In the fission and fusion of two-dimensional space, the artist uses science
pragmatically, experientially, without whole concepts. Nevertheless, it forms
the basis of his art. But it is not a complete art. For, in the practice of it,
the artist simultaneously rejects the existence and influence of any scientific
rigor, control, criterion, or standard. His art, perforce, without objective
direction, releases a welter of exquisitely personal, eclectic minutiae.

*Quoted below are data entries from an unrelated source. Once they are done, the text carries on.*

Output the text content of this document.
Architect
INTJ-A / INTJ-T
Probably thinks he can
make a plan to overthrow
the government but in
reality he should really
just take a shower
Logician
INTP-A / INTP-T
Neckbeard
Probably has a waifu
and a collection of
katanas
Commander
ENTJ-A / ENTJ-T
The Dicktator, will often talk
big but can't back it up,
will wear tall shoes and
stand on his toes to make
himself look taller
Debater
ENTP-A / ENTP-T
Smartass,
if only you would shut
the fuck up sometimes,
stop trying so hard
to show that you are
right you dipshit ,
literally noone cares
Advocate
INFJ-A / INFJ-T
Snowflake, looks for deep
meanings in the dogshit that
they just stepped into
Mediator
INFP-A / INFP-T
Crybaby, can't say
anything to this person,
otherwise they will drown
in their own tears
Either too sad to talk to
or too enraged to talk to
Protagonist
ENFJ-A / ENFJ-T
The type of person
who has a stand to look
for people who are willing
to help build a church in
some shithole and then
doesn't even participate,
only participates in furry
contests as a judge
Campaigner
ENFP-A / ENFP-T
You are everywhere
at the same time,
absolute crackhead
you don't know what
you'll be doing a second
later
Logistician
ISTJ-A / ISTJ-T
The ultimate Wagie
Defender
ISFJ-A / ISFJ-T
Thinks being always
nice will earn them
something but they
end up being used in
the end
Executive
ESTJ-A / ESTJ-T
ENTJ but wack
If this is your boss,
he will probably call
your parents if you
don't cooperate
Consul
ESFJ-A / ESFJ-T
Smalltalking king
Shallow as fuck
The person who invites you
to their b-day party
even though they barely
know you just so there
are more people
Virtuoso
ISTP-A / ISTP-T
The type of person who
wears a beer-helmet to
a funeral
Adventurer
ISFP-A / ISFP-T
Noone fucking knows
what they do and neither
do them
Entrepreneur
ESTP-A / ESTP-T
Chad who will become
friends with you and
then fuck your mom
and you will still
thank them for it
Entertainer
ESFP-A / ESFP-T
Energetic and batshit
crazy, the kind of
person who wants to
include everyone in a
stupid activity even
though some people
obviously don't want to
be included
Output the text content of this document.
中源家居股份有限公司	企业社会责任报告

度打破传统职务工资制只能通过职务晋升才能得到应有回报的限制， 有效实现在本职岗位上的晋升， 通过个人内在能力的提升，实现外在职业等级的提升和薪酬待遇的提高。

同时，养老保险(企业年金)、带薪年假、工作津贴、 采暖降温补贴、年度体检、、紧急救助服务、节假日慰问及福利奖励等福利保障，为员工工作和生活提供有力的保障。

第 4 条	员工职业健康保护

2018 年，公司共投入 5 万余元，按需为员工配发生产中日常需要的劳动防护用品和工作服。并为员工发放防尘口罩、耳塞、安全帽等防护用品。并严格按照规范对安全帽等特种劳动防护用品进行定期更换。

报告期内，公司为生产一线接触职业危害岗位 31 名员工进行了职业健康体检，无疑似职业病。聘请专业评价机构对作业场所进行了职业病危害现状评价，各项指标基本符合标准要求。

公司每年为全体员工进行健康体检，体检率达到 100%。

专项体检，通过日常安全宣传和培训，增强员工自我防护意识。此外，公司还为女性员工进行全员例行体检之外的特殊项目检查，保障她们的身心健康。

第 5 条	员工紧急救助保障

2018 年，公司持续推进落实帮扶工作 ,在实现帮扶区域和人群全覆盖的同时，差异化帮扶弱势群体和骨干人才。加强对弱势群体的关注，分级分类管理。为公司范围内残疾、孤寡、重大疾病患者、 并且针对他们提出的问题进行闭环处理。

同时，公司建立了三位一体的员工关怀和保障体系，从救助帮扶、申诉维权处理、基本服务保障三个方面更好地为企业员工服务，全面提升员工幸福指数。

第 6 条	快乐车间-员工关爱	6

If we quickly scan the art horizon
and examine the amazing output of art today, we find endless experiments in
textures; inconclusive shapes, masses, forms; positive and negative space;
tensions of line and mass; contrasts in color; line variations; eclectic
working together of art old and new; cell structure; automatic writing-endless,
precious, purist variations, powerless to come to grips with itself, to
proclaim any direction or value judgement for others. The figure in art-always
the touchstone of the art of any era-has become the visual admission of the
artist's failure to cope with the ethical-moral, social-human needs of our
time. It is a symbol of dislocation and depersonalization; the ideograph of the
alienated man, insecure, lonely, without fiber; the portrait of the artist, the
autograph of the author.
Probably the most disturbing
phenomenon in the art of the current century, a result of the dislocation in
the dualism of art and science, is the profoundly pervasive indifference of the
whole contemporary generation of artists to formulate a clear-cut definition of
art itself. The obscurantism, the evasive arguments and denials, the lack of
any direct, forthright statement, is evidence of a deep-going crisis in art. With
the exception of a few scholars, nowhere in the field of art has there appeared
a challenging assertion to say what art is in our time.
In the social arena of modern living,
the most engaging diversion is the extensive practice of generalized and
personal analysis. Because we live in a technical scientific-analytical age of
calculating machines and statistical truths, we respond to the powerful
pressures of analytical behaviour-to define, to clarify, to identify. It is a
great game of analysis; dissection and decortication of the underlying
mechanisms in every segment of the social structure, from psychoanalys is to
social surgery. We practice the analytical game everywhere except in the fine
arts. Here, in the arts, the emotional fog rolls in , intellectual inertia
overtakes us, and the cultural swamp remains undefined, unexplored.
Words like style and taste have no
clear meaning except, perhaps, in commercial usage. And the special caste
terminology- feeling, intuition, inspiration, perception, creativity--are
ritualistic ceremonial expressions of artists, undefiled by simple definitions except
in the laboratories of clinical psychologists.